23 Tempête pluie. Lettre de Gabrielle de Rouville qui dit que Jacques est toujours surveillé pour avoir donné son adhésion pour assister à des réunions politiques où il n’est jamais allé. On gèle à Paris et pour venir chercher du bois dans la Nièvre, un camion leur demande 36 F du kilomètre. Il coûterait donc plus de trente mille francs. Dufour est allé visiter ma coupe d’Azy, 8 hectares. Il m’en offre 67 000 F, j’en veux plus cher que cela. Il n’estime les cordes de charbon que cent francs. Ce n’est pas suffisant. Clostre qui les prendrait insiste pour les avoir. Dufour ne garderait que la futaie. J’attendrai pour traiter que le calme revienne si c’est possible.

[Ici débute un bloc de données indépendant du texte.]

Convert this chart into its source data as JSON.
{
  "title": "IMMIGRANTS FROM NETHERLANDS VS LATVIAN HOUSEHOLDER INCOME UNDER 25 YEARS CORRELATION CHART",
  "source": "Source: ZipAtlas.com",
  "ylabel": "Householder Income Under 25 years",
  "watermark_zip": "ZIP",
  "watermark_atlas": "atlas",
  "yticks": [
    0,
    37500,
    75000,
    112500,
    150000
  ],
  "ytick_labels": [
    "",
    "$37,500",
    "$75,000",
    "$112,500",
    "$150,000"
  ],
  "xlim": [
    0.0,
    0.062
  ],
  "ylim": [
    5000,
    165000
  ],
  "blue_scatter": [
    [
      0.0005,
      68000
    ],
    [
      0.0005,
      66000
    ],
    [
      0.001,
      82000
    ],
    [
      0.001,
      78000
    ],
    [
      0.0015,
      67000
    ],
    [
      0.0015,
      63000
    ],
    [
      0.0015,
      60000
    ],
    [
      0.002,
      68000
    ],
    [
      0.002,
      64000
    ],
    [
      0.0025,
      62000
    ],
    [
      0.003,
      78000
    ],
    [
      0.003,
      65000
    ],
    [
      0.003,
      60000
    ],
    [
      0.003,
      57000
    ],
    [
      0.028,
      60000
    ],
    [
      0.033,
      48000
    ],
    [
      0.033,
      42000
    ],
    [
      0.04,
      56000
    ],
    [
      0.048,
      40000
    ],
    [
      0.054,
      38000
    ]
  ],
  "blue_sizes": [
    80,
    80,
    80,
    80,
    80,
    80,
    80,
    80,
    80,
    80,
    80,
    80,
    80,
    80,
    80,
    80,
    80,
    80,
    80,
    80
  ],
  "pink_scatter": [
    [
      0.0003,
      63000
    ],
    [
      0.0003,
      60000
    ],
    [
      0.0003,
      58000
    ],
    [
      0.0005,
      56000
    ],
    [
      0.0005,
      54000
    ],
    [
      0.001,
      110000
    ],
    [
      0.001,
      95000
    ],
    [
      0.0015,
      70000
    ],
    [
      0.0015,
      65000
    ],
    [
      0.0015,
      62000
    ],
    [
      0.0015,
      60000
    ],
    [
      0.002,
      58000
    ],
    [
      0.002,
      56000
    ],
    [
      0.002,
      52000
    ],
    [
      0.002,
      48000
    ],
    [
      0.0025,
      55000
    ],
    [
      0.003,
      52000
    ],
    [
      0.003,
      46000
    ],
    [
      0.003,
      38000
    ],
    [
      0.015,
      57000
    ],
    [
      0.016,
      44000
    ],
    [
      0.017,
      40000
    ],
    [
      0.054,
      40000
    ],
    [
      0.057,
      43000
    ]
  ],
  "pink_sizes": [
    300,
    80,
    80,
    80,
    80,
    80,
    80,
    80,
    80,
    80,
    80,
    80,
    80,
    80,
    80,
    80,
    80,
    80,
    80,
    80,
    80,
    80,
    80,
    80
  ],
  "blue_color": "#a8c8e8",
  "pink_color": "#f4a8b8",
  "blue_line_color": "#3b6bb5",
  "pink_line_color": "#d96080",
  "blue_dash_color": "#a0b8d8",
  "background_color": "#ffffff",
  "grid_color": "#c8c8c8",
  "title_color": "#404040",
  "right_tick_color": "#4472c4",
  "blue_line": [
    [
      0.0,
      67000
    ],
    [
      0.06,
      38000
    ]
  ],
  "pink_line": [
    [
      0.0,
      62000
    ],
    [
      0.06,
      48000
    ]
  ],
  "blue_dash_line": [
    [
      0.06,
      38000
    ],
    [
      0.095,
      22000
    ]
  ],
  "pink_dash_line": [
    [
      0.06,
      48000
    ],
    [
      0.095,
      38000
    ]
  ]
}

24 Pluie. Je visite le cheptel de Callot qui n’est pas brillant, le manque d’herbe se fait sentir. A 4 ½ je descends à la gare avec mon âne. J’en ramène, retour de Bulhon, Yvonne et ses filles accompagnée de Dédette qui vient nous faire une petite visite. Simone rentre à Moulins. J’achète un très bon veau à Roussy Le Sueur.

25 Pluie. Ste Catherine. Dédette la coiffe ainsi que Paule de Villaine. Marcelle et Dédette vont à Nevers, elles y apprennent qu’on a retrouvé le corps de Jean de Sansal dans les bois de Beaumont. On l’enterrera dans un cimetière militaire à Prémery le 28.

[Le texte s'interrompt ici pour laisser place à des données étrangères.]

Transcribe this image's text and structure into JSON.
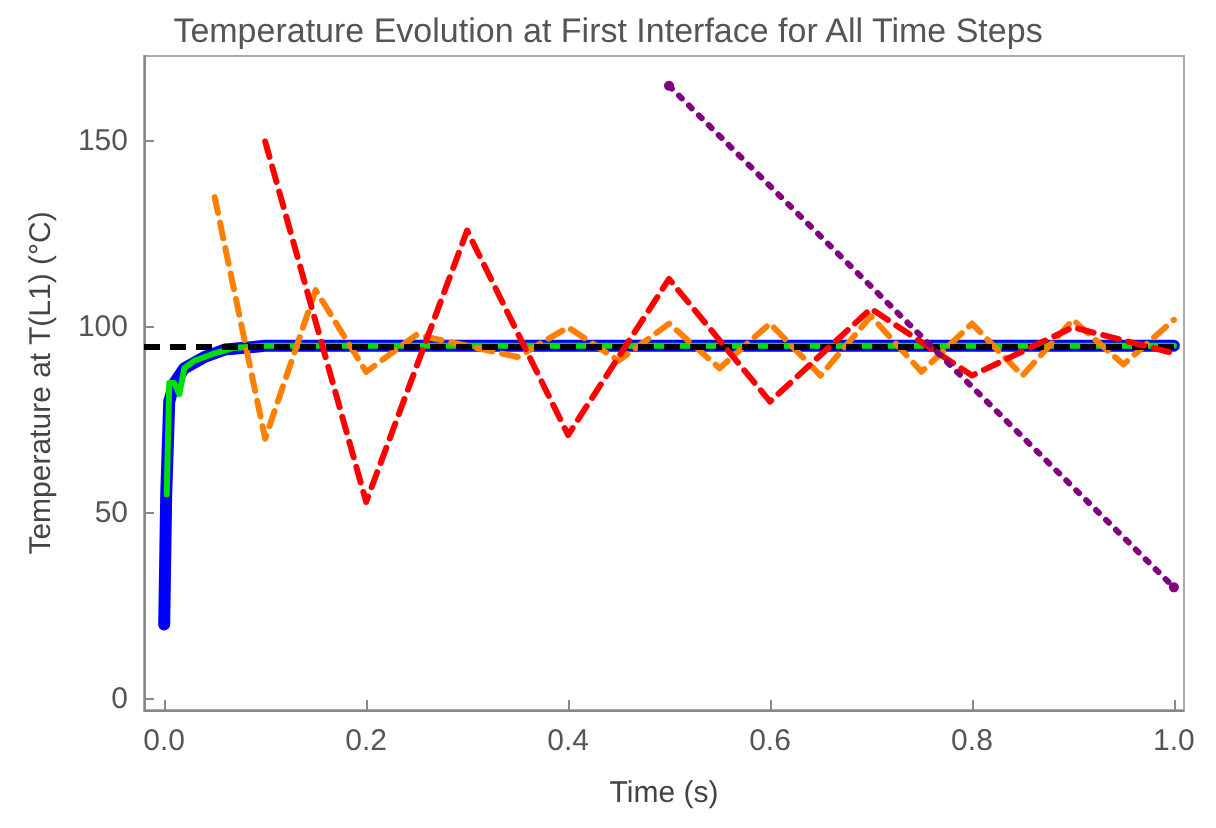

26 Dimanche. Je donne du bois à couper dans les Queudres, angle Nord Est sur la route à 18 hommes de Moiry. Ils me payent 15 F chacun = 270.

27 Neige. Yvonne crève sa bicyclette à Moiry, elle veut la faire réparer chez Asselineau, qui lui dit d’aller trouver les gardes du S.H.C. pour faire la réparation, se souvenant qu’ils avaient fait un procès à son père pour avoir tendu des collets. Il aspire au moment où il pourra m’en mettre un au cou.

28 Pluie. Dufour et Clostre viennent m’acheter une coupe à Azy. 8 ha avec sortie difficile et un hectare inférieur pour 85 000 F. Je ne sais pas si j’aurai pu faire mieux par les temps troublés que nous vivons et avec les exigences actuelles des bucherons syndiqués et communistes. Lettre de Cécile. Ses deux bonnes la quittent pour aller se placer à Paris gagner 24 000 F.

29 Les Guillaume du Verne nous arrivent pour 48 h avec leur cheval qui est jeune mais pas rapide. Il a mis 3 heures pour faire la route. Guillaume que je n’avais pas vu depuis son accident commence à marcher. Il est encore maire de St Eloi.

30 Yvonne et Dédette déjeunent à Buy et nous gibernons avec les du Verne jusqu’à 11 h du soir.